Our research on CAD algorithms and design methodologies for extremely large integrated circuits lead to integrated optimizations, such as a unification of partitioning, placement and floorplanning; we have also developed a simultaneous optimization of digital logic and layout by finding and exploiting functional symmetries. Our current work predicts and outlines major changes in how large circuits will be designed in the future. In particular, the dominance of wires over transistors (in terms of delay and power) will lead to devastating global effects, such as buffer flooding --- long wires must be buffered, but the inserted buffers may elongate other wires, thus requiring additional buffers. Such global effects will force a complete merger of logical and physical synthesis, and will also heavily impact micro-architecture. In turn, such a merger necessitates new datastructures that capture both evolving logic and evolving layout, as well as new algorithms to perform such evolution. In our current work, we seek effective solutions to the buffer flood problem, and are developing fully integrated logic and layout optimization at large scale. We are also actively looking at large-scale combinatorial optimization and constraint satisfaction relevant to VLSI applications, such as circuit partitioning and Boolean satisfiability. Our software has been included among CAD tools required for the design of LSI Logic's RapidChip integrated circuits (structured ASICs) and in this context was used to design successful chips at Hewlett Packard, Silicon Graphics, CISCO, Raytheon, Seagate, Fujitsu, Hitachi, 3COM, Nortel Networks, Alcatel, Cryptec and IP Wireless.

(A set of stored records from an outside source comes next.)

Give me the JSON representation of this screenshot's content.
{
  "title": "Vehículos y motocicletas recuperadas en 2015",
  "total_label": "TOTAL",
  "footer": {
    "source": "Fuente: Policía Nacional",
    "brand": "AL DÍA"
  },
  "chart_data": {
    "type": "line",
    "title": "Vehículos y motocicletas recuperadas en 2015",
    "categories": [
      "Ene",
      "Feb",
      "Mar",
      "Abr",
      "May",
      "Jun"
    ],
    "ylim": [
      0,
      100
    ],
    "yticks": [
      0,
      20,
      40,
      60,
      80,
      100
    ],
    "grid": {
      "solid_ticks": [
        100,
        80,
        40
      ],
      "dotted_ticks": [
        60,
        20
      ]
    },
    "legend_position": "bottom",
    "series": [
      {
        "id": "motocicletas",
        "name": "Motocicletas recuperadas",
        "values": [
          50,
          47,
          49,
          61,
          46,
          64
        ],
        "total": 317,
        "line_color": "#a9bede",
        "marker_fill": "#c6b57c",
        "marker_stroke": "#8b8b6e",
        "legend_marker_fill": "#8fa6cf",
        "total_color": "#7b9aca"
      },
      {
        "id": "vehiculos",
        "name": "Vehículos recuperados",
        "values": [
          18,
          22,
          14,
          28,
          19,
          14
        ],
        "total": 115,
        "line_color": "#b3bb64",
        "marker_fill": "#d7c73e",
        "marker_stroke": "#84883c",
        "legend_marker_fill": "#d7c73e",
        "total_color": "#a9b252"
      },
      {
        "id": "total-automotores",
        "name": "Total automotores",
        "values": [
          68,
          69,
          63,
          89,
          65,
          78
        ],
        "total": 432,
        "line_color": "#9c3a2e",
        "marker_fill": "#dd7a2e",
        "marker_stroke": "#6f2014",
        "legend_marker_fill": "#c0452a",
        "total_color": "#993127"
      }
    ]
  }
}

It is well-known that worst-case complexity of computational problems does not capture achievable performance in problem-solving because only a very small fraction of inputs can be realistically explored within the age of the universe. In this context, understanding commonly-occuring structure in instances of NP-hard problems offers hope in applications that require solving such instances. To this end, we have performed a comprehensive study of symmetries and symmetry-breaking in instances of Boolean satisfiability, and graph coloring. We developed the world's fastest Graph Automorphism solver that helps finding symmetries in a variety of problems and can be used in conjunction with our efficient techniques to handle symmetries. This often results in dramatic efficiency improvements. In one case (proving the pigeon-hole principle) a provably-exponential complexity was reduced to low-polynomial complexity, both provably and empirically. Significant improvements have been observed in the context of formal verification of digital circuits -- our algorithms are used at Siemens and our software implementation is used at Synopsys. We have also demonstrated speed-ups in SAT solving and formal verification by exploiting two different hypergraph structures extracted from input clauses.
Present technology trends decrease transistor size by a factor of two in less than two years, and will soon reach atomic scales, where physical reality is described by quantum-mechanical effects. While our current work is not concerned with incorporating quantum efforts into traditional circuit design, we are studying a more futuristic concept --- that of quantum circuits. The main difference is that quantum circuits process quantum information rather than zeros and ones, and possess a number of counter-intuitive features of quantum mechanics. Such circuits can break [keys of] the RSA crypto-system in polynomial time, therefore we are interested in understanding the potential and the limits of such quantum speed-ups as well as specific applications where quantum circuits can be useful. To this end, we have implemented a high-performance simulator of quantum circuits that is currently used in close to 20 research institutions in North America, Europe and Asia. It allows one to experiment with quantum circuits and algorithms, and in some cases can handle surprisingly large quantum computations.